The goings-on in Wisconsin between its Governor and the state’s public unions is marked by vitriol, hyperbole, and genuine philosophical divisions. While I have my own opinions about the situation, and similar ones facing many other states, the topic of this post is not about Wisconsin labor relations. Rather, it’s about the unintended lessons that are present within this dilemma, and how these lessons can inform our behavior now and in the future.
Twenty, thirty, and forty years ago in scenes repeated in countless states, municipalities, and school districts, two groups sat across the table from one another and negotiated terms and conditions of employment, including retirement benefits. For many reasons, states are now struggling to meet the financial obligations of these agreements. It is irrelevant at this point in time to try to fix blame on one party or the other. Unions are charged by their members to negotiate the most beneficial terms they can. State negotiators are likewise responsible for the stewardship of taxpayer funds while also having a responsibility to provide fair working conditions for their employees. The adversarial relationship that marks union-management relationships is both simple and complex.

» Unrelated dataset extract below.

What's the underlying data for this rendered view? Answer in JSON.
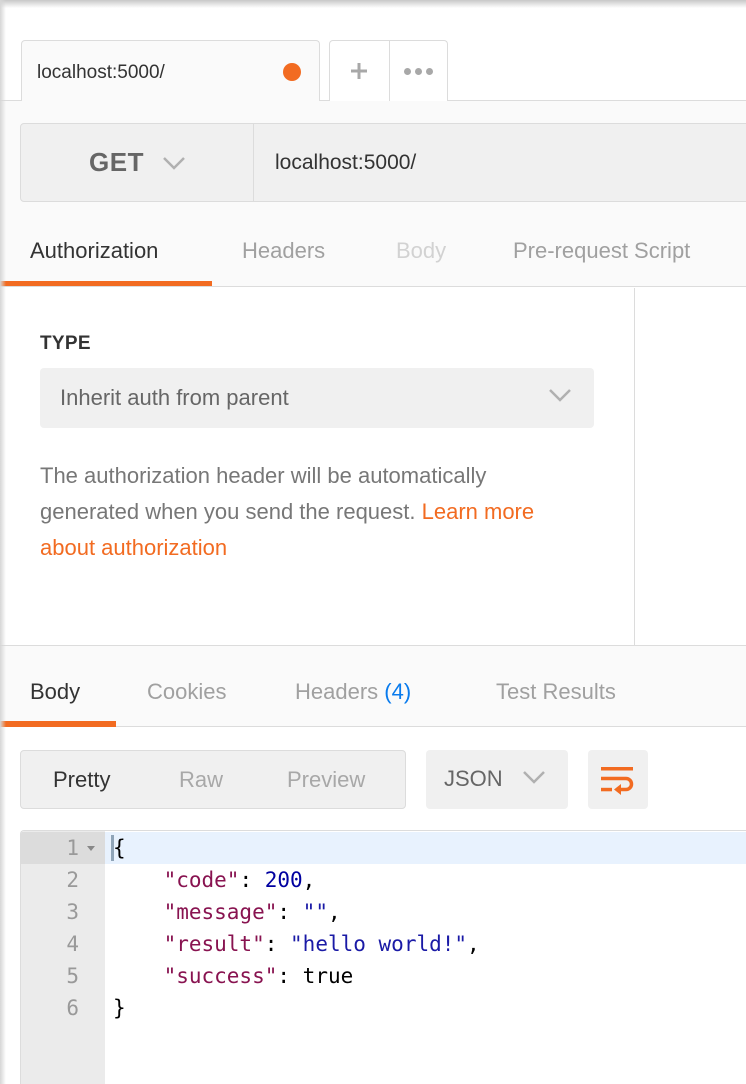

One wonders if the focus of either party was fixed much further into the future than the term of the contract under consideration, the annual budget, or the next local or state elections. It has become abundantly clear that our nation’s financial system is out of whack, and that in the absence of fundamental changes, there is simply not enough money in the right places to sustain all the promise made decades earlier.

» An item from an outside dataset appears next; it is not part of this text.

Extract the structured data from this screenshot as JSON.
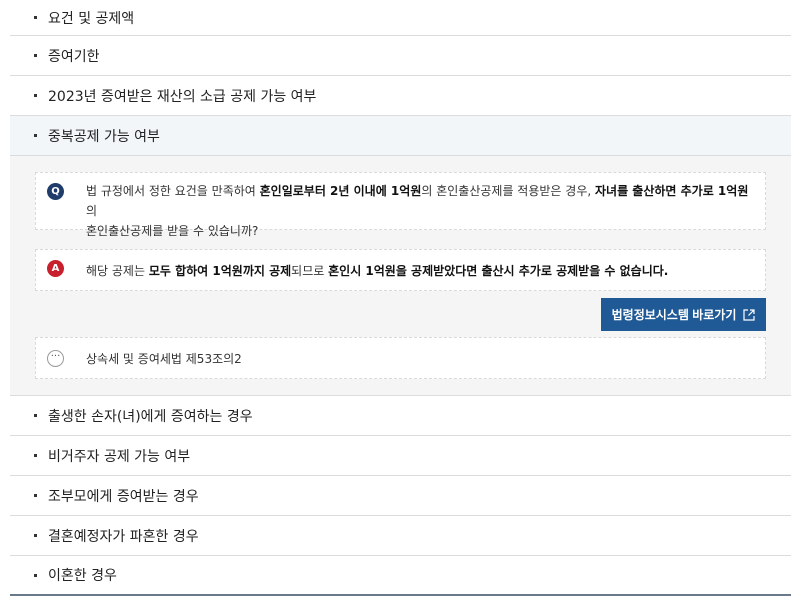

And so we come to the nub of a lesson in sustainability: decisions we make today resonate far into the future. Our past decisions about finances provide harsh lessons about decisions we are currently making about the environment. Blind faith in an ever-expanding economy based on assumptions about capitalism and consumerism made it relatively easy to ask for, and to be granted, pensions and retirement plans that we can’t afford. So, too, in the coming decades we will be faced with obligations to the Earth that we will be hard pressed to meet.
Common wisdom, contained in everyday aphorisms such as
- delay is the deadliest form of denial,
- procrastination is suicide on the installment plan,
- what goes around, comes around, and
- the chickens have come home to roost,
demonstrate that in our social DNA we know about such dangers. At some level, humans know that there will be a time of reckoning, but it’s easier to deny it today, and let tomorrow take care of itself.
I hope that partisans from all parts of the political spectrum will see the lessons to be had from such short-term thinking. Pay now, or pay later. Which do you think will cost the planet – and your pocketbooks – more?